The Progs and the top Dem are now back to talking regularly, Tracy reports. And Weinberger, for his part, sees a more collegial process between city hall and the city council in comparison to the “divisions and acrimony” of previous years.
But with the Democratic mayor so secure in his political ascendancy, Kurt Wright sees reason to worry about one-party domination. “Burlington is known as a place where political issues are discussed freely and with passion,” Wright says. “I want to make sure that kind of debate isn’t stifled,” he adds, citing Weinberger’s smackdown of Ward 7 Republican Paul Decelles for casting the lone council vote against his fiscal stability bond.

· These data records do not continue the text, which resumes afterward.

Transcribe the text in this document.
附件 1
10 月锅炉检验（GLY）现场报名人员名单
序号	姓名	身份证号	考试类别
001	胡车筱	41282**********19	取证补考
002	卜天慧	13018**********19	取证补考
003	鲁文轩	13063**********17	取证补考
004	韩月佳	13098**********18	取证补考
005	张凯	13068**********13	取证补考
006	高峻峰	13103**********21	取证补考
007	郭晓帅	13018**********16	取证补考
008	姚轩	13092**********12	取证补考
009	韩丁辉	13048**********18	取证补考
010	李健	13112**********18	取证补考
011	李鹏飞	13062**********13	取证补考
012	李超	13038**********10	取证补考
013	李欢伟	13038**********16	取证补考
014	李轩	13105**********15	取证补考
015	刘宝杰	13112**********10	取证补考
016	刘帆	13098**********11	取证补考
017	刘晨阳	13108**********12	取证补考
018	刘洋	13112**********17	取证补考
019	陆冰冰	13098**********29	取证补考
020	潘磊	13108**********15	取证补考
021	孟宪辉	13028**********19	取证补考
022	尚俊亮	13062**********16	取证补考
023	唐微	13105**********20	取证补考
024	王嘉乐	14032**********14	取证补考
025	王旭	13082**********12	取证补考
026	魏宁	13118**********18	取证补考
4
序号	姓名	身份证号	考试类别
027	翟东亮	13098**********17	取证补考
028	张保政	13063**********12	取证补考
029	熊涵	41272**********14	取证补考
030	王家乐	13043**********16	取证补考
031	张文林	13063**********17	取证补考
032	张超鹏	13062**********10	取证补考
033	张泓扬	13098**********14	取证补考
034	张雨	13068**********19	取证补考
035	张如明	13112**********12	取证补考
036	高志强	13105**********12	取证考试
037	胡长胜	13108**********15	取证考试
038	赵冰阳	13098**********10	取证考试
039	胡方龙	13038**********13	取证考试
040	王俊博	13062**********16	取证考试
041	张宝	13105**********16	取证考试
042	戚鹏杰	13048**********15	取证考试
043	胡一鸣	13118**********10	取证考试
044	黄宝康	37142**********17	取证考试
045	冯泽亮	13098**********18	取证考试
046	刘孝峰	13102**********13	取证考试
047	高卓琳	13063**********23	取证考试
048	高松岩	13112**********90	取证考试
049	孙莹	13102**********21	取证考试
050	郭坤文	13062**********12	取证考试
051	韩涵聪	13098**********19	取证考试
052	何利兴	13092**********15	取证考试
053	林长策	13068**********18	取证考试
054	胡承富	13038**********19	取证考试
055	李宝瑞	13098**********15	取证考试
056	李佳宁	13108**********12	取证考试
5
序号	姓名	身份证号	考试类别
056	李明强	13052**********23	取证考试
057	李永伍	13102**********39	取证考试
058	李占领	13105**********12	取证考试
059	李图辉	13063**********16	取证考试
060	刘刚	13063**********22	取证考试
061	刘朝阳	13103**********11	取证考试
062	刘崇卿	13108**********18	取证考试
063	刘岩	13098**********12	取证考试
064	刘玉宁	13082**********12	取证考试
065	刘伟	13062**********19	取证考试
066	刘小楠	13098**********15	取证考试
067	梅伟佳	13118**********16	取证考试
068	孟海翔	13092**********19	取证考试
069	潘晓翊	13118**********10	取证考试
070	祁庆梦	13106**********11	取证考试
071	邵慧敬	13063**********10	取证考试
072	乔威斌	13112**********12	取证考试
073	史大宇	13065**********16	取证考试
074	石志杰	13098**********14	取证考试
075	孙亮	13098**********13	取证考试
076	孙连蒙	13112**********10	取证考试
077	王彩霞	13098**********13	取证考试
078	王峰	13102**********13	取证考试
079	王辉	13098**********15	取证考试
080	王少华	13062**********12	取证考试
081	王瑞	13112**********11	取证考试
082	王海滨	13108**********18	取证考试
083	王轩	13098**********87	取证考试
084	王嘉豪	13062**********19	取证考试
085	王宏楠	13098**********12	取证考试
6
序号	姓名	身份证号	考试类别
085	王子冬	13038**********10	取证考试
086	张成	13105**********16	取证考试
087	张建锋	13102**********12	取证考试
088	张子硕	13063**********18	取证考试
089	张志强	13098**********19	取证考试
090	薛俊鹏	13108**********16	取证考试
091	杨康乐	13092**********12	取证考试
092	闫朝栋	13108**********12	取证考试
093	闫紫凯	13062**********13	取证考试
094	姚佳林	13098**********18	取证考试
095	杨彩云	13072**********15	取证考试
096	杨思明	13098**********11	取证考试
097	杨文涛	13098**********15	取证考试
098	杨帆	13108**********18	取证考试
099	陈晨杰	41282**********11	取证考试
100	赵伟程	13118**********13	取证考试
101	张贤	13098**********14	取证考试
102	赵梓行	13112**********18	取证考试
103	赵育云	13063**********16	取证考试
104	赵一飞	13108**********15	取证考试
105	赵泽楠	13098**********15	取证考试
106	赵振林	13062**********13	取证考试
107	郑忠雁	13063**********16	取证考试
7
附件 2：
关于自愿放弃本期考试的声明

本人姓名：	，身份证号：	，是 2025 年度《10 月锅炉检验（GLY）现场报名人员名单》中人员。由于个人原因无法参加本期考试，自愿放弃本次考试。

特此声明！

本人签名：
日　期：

Siegel offers the same cautionary note, saying she’s struck by how often the council’s seven Dems vote as a bloc. “I’m not opposed to the Democrats; I’m not opposed to Miro; I’m not opposed to most of the things on his agenda,” Siegel insists. “But I am opposed to a situation where one party can get a rubber stamp for whatever it wants.
“We need more democracy,” she says, “not less.”
(Disclosure: Tim Ashe is the domestic partner of Seven Days publisher and coeditor Paula Routly.)
The print version of this article was headlined "The Miro Show".